Tuesday, July 06, 2010

Sacrificing some IDE capabilities

When discussing adopting Clojure or JRuby there are often heated discussions concerning the pros and cons of working with a language that has less IDE support. This blog entry will focus on the common concerns I hear.

I've never met anyone who has mastered Ruby or Clojure and had the opinion that they are more productive in Java. I think that's the best "proof" that the pros outweigh the cons.*

Other than that, things get complicated. The problem is, I understand where reluctant adopters are coming from. But, I just don't see any way to convince them to make the leap.

Many Java programmers do a bit of Ruby or Clojure and make a determination. I think their concerns are inflated by 3 factors: api/library fear, shallow understanding of powerful language features, and inability to optimize problem resolution.

A common concern is that learning a new language requires learning new libraries. Even though Java's libraries are available in Clojure or JRuby, both languages still have their own apis/libs to learn. In Java, you often use auto-completion. In Ruby and Clojure some auto-completion is available; however, it's often suspect. Few people use a Java REPL, so they don't understand how helpful/powerful a REPL is. In Clojure and Ruby, the REPL is often the most effective way to learn new apis/tools. Since most Java developers haven't experienced the value of the REPL, they exaggerate the overhead of learning apis/libs.

Writing idiomatic Java using Ruby or Clojure will produce painful and likely unmaintainable code. Writing idiomatic Ruby and Clojure often require understanding the powerful aspects of a language (metaprogramming, method_missing, macros, duck-typing). Understanding those aspects of a language can greatly change the design of a system. The result of mastering language features is often concise and significantly more maintainable code. However, if you aren't able to see the concise/maintainable version, you will picture a design that may likely be hard to manipulate without IDE support. Enter unnecessary concern and doubt.
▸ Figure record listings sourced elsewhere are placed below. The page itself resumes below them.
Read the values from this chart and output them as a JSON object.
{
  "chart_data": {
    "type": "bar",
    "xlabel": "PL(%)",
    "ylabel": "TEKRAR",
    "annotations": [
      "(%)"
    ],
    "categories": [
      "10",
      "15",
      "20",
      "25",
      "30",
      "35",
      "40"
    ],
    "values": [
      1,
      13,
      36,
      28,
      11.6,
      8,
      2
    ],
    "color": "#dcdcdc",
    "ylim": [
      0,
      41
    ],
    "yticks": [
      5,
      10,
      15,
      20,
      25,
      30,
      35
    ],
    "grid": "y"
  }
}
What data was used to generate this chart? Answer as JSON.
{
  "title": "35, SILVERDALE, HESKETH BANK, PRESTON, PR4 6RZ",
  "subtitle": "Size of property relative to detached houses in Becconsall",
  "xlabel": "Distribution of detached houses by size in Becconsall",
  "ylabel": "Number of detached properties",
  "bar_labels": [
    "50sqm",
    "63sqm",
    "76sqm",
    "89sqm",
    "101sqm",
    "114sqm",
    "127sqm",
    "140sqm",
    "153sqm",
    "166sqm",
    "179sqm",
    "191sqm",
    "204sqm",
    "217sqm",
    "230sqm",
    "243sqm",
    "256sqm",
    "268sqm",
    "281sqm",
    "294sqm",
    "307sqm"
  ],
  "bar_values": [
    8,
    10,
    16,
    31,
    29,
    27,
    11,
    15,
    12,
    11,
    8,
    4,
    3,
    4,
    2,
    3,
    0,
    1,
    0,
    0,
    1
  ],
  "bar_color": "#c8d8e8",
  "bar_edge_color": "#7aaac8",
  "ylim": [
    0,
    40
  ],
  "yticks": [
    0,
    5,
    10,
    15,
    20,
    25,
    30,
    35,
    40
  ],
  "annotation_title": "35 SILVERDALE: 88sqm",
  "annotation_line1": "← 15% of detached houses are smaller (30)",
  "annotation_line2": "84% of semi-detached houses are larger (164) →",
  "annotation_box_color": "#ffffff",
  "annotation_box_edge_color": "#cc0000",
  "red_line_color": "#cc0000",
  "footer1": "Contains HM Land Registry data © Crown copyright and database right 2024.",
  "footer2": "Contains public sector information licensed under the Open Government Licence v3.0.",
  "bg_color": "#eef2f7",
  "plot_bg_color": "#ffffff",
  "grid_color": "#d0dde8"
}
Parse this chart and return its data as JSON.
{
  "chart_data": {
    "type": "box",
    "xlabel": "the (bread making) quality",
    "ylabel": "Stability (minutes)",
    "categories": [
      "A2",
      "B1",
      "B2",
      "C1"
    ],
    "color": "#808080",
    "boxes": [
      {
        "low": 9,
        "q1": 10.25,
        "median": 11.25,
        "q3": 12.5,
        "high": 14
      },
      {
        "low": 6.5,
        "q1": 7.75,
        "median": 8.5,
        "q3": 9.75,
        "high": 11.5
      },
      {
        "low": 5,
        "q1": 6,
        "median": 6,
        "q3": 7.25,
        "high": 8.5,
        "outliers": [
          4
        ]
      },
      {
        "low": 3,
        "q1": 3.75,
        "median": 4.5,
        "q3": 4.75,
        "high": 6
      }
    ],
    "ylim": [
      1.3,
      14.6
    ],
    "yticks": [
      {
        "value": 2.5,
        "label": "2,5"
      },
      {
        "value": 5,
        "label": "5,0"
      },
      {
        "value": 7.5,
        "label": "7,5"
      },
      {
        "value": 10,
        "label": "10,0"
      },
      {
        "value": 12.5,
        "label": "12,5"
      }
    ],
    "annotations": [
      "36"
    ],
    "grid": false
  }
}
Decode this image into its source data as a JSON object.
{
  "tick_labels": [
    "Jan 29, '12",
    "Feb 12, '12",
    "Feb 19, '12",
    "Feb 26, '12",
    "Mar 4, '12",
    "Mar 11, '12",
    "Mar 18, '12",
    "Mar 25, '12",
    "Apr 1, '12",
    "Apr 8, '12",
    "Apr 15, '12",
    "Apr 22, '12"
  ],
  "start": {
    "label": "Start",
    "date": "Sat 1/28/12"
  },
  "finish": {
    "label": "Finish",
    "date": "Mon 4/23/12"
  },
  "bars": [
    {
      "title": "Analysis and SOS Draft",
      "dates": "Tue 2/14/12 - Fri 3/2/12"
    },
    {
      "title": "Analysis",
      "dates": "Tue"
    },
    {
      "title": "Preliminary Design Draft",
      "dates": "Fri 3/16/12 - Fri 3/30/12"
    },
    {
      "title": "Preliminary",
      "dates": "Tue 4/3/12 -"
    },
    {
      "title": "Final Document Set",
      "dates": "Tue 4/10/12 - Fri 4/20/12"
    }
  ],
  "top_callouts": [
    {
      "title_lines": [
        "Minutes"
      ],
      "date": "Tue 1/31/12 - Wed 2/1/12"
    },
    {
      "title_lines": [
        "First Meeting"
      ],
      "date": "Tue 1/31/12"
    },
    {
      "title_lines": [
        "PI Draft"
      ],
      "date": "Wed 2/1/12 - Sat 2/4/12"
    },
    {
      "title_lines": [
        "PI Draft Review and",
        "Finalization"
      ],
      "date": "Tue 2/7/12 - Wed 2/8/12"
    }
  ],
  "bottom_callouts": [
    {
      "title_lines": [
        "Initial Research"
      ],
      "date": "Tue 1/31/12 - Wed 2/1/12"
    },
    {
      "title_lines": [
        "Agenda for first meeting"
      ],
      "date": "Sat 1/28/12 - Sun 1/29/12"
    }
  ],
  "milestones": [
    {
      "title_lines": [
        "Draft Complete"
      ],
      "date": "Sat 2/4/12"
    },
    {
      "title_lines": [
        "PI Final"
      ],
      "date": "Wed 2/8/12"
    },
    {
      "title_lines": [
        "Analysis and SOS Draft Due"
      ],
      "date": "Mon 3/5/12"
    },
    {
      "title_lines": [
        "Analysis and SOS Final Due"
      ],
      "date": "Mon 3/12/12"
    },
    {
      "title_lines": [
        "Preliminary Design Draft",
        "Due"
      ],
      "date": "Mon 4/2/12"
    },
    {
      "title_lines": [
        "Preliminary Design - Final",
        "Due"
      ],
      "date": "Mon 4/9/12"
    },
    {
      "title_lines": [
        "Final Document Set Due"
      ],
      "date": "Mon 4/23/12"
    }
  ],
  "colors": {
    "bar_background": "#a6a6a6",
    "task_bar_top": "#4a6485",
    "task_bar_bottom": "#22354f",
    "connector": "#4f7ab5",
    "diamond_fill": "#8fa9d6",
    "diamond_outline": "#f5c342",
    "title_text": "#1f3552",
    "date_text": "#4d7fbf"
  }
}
Lastly, when things go wrong you need to know how to fix them. Fixing issues is often a mix of tweaking the language and mixing in a few tools. In Java it's often Ignore the noise in the stacktrace, Click a few links and open a few files, Drop in some break points or print lines or change a few tests. Getting to the source of the problem efficiently requires an IDE. In Clojure and Ruby I have those tools (since I do my Clojure and Ruby in IntelliJ), but I also have the REPLs. I know what noise to ignore. Even without those tools (when I used TextMate for Ruby), I know what patterns generally represent what issues. I can see the signal in the noise, and I have an additional tool (the REPL) to help me determine what is signal and what is noise.

However, if you don't know what is noise and what is signal, and (once again) you don't understand the value of a REPL then you exaggerate the cost of problem resolution.

Cosmin Stejerean recently mentioned "To me good IDE support for Clojure is very much like using training wheels on a bicycle."

That's almost true. I'll freely admit that I'd love some free refactoring. It would make me more productive. However, I'm already more productive so it's icing on the cake, not a reason to stop me from using the language.

Unfortunately, those training wheels are very much a deal-breaker to conservative adopters.

* I have recently heard of a few projects starting as Python and switching to Java, but I haven't ever done any Python, so I wont speculate as to why that happened.